After 600 days in sanctuary at the Mancos United Methodist Church, Rosa Sabido said she needs an answer.
Days before a vigil on Saturday, U.S. Rep. Scott Tipton denied Sabido’s request for the lawmaker to sponsor a private bill to provide a path to permanent residency for the Mexican national who has lived and worked in Cortez for 30 years.
“I am not ready to give up,” Sabido said in an interview. “I am here to stay and fight until the end, until I exhaust every single opportunity.”
In May 2017, Immigration and Customs Enforcement informed Sabido that her application for a one-year stay of removal was denied. She was ordered to leave the country or face deportation. Instead, she sought sanctuary at the United Methodist Church.
With a denial from Tipton, Sabido said her only other option to living legally in the United States is to petition another legislator to sponsor a private bill. She said she may have to wait until the end of the year or until the next election.
“I need some action on their behalf,” Sabido said.
The past 600 days have not been easy, she said. She lives in an enclosed space with uncertainty, she said. She isn’t free, she can’t take care of herself, she can’t be a productive member of society, she left her “real life” behind, and now almost every day is the same.
“I am living in a very challenging time and just trying to get through,” Sabido said to about 30 people at the United Methodist Church on Saturday.
“It’s just through you that I am remaining strong,” she said.
Tipton’s office in Durango did not respond to a phone call on Friday seeking comment on the denial. Mancos United Methodist Church Pastor Craig Paschal said a staffer informed him that Tipton would not sponsor a private bill but would continue to support her in other ways.
Paschal said a private bill, which he described as an “extreme long shot,” is the only legal path forward for Sabido. He said U.S. Sen. Michael Bennet is supportive, and Sabido and her supporters will continue to petition their legislators.
During the vigil, held the day after International Women’s Day, several Mancos residents spoke of inspiring stories from history of their personal lives while others expressed love for Sabido and frustration with the country’s immigration policy and debate.

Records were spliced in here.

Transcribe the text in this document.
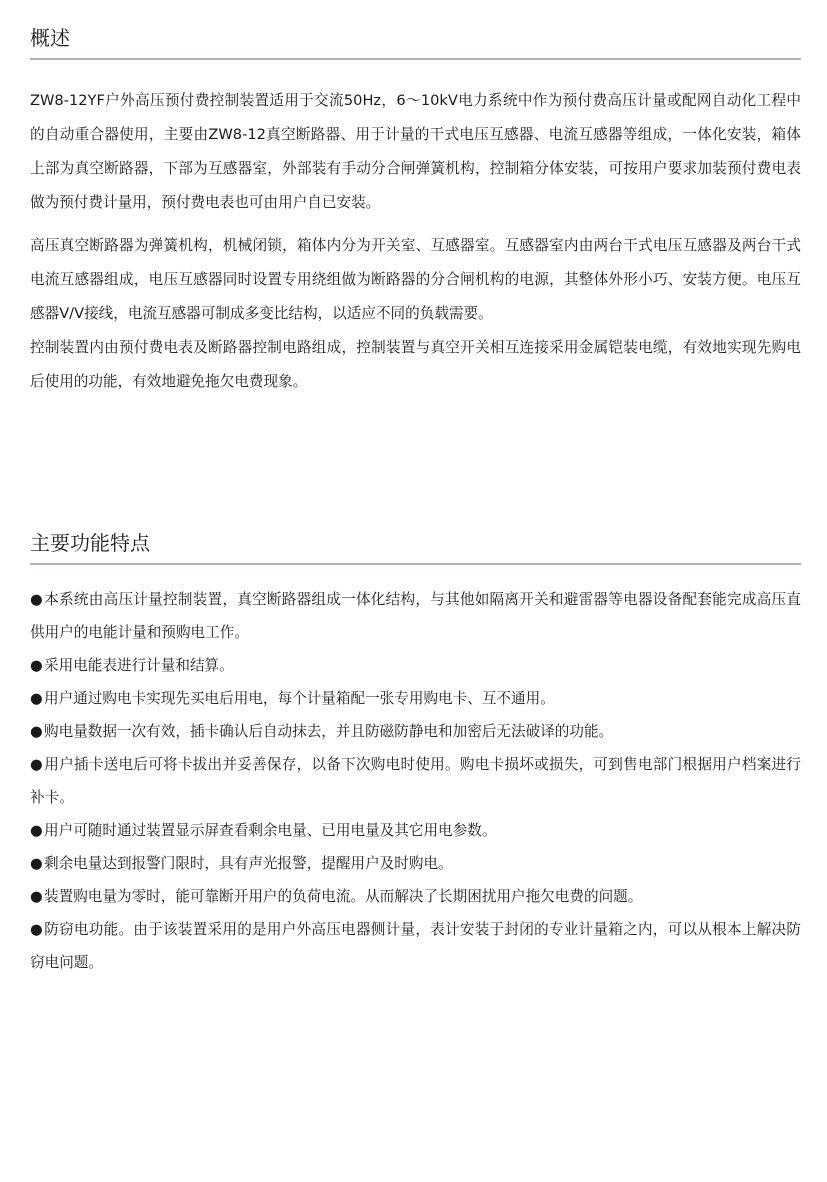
概述

ZW8-12YF户外高压预付费控制装置适用于交流50Hz，6～10kV电力系统中作为预付费高压计量或配网自动化工程中的自动重合器使用，主要由ZW8-12真空断路器、用于计量的干式电压互感器、电流互感器等组成，一体化安装，箱体上部为真空断路器，下部为互感器室，外部装有手动分合闸弹簧机构，控制箱分体安装，可按用户要求加装预付费电表做为预付费计量用，预付费电表也可由用户自已安装。

高压真空断路器为弹簧机构，机械闭锁，箱体内分为开关室、互感器室。互感器室内由两台干式电压互感器及两台干式电流互感器组成，电压互感器同时设置专用绕组做为断路器的分合闸机构的电源，其整体外形小巧、安装方便。电压互感器V/V接线，电流互感器可制成多变比结构，以适应不同的负载需要。

控制装置内由预付费电表及断路器控制电路组成，控制装置与真空开关相互连接采用金属铠装电缆，有效地实现先购电后使用的功能，有效地避免拖欠电费现象。

主要功能特点
●本系统由高压计量控制装置，真空断路器组成一体化结构，与其他如隔离开关和避雷器等电器设备配套能完成高压直供用户的电能计量和预购电工作。
●采用电能表进行计量和结算。
●用户通过购电卡实现先买电后用电，每个计量箱配一张专用购电卡、互不通用。
●购电量数据一次有效，插卡确认后自动抹去，并且防磁防静电和加密后无法破译的功能。
●用户插卡送电后可将卡拔出并妥善保存，以备下次购电时使用。购电卡损坏或损失，可到售电部门根据用户档案进行补卡。
●用户可随时通过装置显示屏查看剩余电量、已用电量及其它用电参数。
●剩余电量达到报警门限时，具有声光报警，提醒用户及时购电。
●装置购电量为零时，能可靠断开用户的负荷电流。从而解决了长期困扰用户拖欠电费的问题。
●防窃电功能。由于该装置采用的是用户外高压电器侧计量，表计安装于封闭的专业计量箱之内，可以从根本上解决防窃电问题。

Mancos resident Jaime Becktel said she grew up just north of the U.S.-Mexico border in a town interwoven with the Hispanic community. She said it’s unfathomable to her why we’re still dealing with “this stuff” and it is hard to believe that the system is this dysfunctional.
“I am envisioning a resolution for you so that we can go for a walk in the mountains,” Becktel said.
Philip Walters, of Mancos, said he used to fish on the Rio Grande when he lived in Texas. If he couldn’t catch any fish from the U.S. side, he said he would wade to the Mexico side. It didn’t matter much to him, he said. The border is just a river.
“How do we get people to let go of their fear and open their eyes and see that both sides of the river are the same?” Walters said.
Like Becktel, he said he often wishes he could bring Sabido with him when he sees the beauty of nature. But Sabido cannot leave her sanctuary.
“I am so sorry for what we collectively have allowed to happen,” Walters said.